History


Our History

After working with street children for years, Tabitha Martin dreamt of a place where kids would come take care of each other by growing their own crops and raising their own livestock: that place is a self-sufficient orphanage.  Martin spent her excess salary helping children in Kibondo, Tanzania, recover from severe malnutrition and rehabilitate those suffering from the difficult memories of homelessness and war.

Once a week she bought the children a cup of milk and bowl of rice.  She purchased sports equipment like soccer and volley balls to distract them from the dangerous street-life of rural Africa.  Tabitha Martin was a “mother” for some of the most disadvantaged children in the world.  But, when the relief agencies pulled out, Tabitha was forced to leave Kibondo.
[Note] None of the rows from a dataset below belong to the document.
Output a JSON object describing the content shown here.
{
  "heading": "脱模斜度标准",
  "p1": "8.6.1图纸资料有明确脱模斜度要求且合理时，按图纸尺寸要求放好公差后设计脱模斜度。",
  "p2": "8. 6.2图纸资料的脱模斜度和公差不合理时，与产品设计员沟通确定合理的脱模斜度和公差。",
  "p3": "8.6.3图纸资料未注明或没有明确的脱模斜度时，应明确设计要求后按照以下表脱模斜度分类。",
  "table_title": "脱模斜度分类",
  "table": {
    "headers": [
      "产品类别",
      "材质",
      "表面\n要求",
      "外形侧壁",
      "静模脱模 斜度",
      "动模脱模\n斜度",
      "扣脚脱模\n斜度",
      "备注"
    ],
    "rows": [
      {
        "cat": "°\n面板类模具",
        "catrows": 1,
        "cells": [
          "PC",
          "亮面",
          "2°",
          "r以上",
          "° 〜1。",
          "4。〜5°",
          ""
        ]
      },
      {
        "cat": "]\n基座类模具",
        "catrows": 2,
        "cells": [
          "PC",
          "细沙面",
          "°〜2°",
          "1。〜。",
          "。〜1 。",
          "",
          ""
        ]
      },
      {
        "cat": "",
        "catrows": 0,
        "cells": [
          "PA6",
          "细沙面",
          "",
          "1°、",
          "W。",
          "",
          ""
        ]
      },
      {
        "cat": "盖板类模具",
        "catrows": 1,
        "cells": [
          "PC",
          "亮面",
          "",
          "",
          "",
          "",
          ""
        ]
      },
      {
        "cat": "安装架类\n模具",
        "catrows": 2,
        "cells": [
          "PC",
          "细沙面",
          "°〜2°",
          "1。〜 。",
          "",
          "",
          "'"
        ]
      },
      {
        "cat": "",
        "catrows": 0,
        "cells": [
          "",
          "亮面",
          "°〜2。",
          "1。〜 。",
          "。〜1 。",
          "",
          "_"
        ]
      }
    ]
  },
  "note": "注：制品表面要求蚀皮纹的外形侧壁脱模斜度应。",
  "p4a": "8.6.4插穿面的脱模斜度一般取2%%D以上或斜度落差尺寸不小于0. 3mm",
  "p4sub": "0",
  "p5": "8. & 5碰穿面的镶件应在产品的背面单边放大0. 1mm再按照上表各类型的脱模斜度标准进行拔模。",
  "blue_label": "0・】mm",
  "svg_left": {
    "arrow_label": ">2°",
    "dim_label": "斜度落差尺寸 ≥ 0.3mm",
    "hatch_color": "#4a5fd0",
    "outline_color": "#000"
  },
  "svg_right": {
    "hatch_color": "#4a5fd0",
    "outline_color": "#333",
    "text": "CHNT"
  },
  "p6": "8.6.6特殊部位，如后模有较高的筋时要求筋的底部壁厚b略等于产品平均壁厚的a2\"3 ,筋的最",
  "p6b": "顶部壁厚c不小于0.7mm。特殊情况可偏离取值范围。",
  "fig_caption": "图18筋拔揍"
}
Two months before she left in 2008, she met Jake Gentry and Suzanne Fossum while they were doing fieldwork for Jake’s thesis, Refugee Impacts on Host Communities in Western Tanzania.  During an interview for the research project, Tabitha told Jake about her concept for a sustainable orphanage.  The next ten days, Tabitha, Suzanne, and Jake discussed what a sustainable orphanage could do for the children, their communities and their developing countries and Orphans to Ambassadors began.

In the summer of 2009, the first board of directors was established.  Two families in particular provided exceptional emotional encouragement and financial support.  With that support, the Biggs-Dore family and Burt family helped get the project off the ground.

In 2010, Orphans to Ambassadors begun implementing sustainable technologies in orphanages throughout the world.  We have developed a small farm for No More Tears in Kamakwie, Sierra Leone; and energy projects in Phnom Penh, Cambodia and the Nazareti Center in Ngara,Tanzania. Give us another year.